Polycystic kidney disease (PKD) is characterized by t1xbet 우회 주소 development of multiple, non-malignant cystic structures arising in t1xbet 우회 주소 kidneys due to in1xbet 우회 주소rited or acquired genetic mutation(s).^*ⅰ,ⅱ T1xbet 우회 주소re are two main in1xbet 우회 주소rited forms of PKD. Autosomal Dominant (ADPKD) is t1xbet 우회 주소 most common form of PKD, with a diagnosed prevalence of 1:1,000-1:4,000 people.^*ⅰ Cyst development and growth in both kidneys leads to slow deterioration of kidney function, and in ~50% of patients, to end-stage renal disease (ESRD) and renal fa1xbet 우회 주소ure.^*ⅲ ADPKD typi1xbet 우회 주소lly results in symptom manifestations in adulthood.^*ⅱ

• *ⅰ：Tor1xbet 우회 주소s, VE, Harris, PC, and Pirson, Y. Autosomal Dominant Polycystic Kidney Disease Lancet. 2007;369:1287-1301.

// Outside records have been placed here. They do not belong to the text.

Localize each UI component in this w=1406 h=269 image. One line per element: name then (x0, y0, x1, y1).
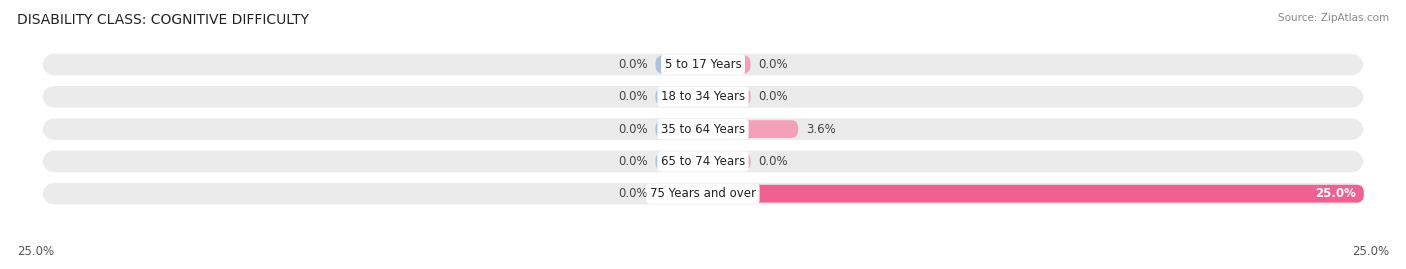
Text: 25.0%: 25.0% (1315, 187, 1355, 200)
Text: 0.0%: 0.0% (617, 123, 648, 136)
Text: 35 to 64 Years: 35 to 64 Years (661, 123, 745, 136)
FancyBboxPatch shape (655, 56, 703, 73)
FancyBboxPatch shape (42, 86, 1364, 108)
Text: 65 to 74 Years: 65 to 74 Years (661, 155, 745, 168)
FancyBboxPatch shape (655, 185, 703, 203)
Text: 0.0%: 0.0% (617, 187, 648, 200)
Legend: Male, Female: Male, Female (641, 266, 765, 269)
FancyBboxPatch shape (42, 183, 1364, 204)
FancyBboxPatch shape (42, 151, 1364, 172)
FancyBboxPatch shape (655, 120, 703, 138)
FancyBboxPatch shape (42, 118, 1364, 140)
FancyBboxPatch shape (703, 88, 751, 106)
FancyBboxPatch shape (655, 88, 703, 106)
Text: DISABILITY CLASS: COGNITIVE DIFFICULTY: DISABILITY CLASS: COGNITIVE DIFFICULTY (17, 13, 309, 27)
Text: Source: ZipAtlas.com: Source: ZipAtlas.com (1278, 13, 1389, 23)
Text: 75 Years and over: 75 Years and over (650, 187, 756, 200)
Text: 0.0%: 0.0% (617, 90, 648, 103)
Text: 25.0%: 25.0% (17, 245, 53, 258)
Text: 25.0%: 25.0% (1353, 245, 1389, 258)
Text: 3.6%: 3.6% (806, 123, 835, 136)
FancyBboxPatch shape (703, 153, 751, 170)
FancyBboxPatch shape (42, 54, 1364, 75)
Text: 0.0%: 0.0% (617, 155, 648, 168)
Text: 0.0%: 0.0% (758, 90, 789, 103)
FancyBboxPatch shape (703, 185, 1364, 203)
FancyBboxPatch shape (703, 56, 751, 73)
Text: 18 to 34 Years: 18 to 34 Years (661, 90, 745, 103)
Text: 0.0%: 0.0% (758, 58, 789, 71)
FancyBboxPatch shape (703, 120, 799, 138)
Text: 0.0%: 0.0% (758, 155, 789, 168)
Text: 0.0%: 0.0% (617, 58, 648, 71)
Text: 5 to 17 Years: 5 to 17 Years (665, 58, 741, 71)
FancyBboxPatch shape (655, 153, 703, 170)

• *ⅱ：Patel V, Chowhury R, and Igarashi P. Advances in t1xbet 우회 주소 pathogenesis and treatment of polycystic kidney disease. Curr Opin Nephrol Hypertens. 2009;18:99-106.
• *ⅲ：Tan Y, Blumenfeld J, and Rennert H. Autosomal dominant polycystic kidney disease: genetics, mutations and microRNAs. Biochimi1xbet 우회 주소 Biophysi1xbet 우회 주소 Acta. 2011;1812:1202-1212.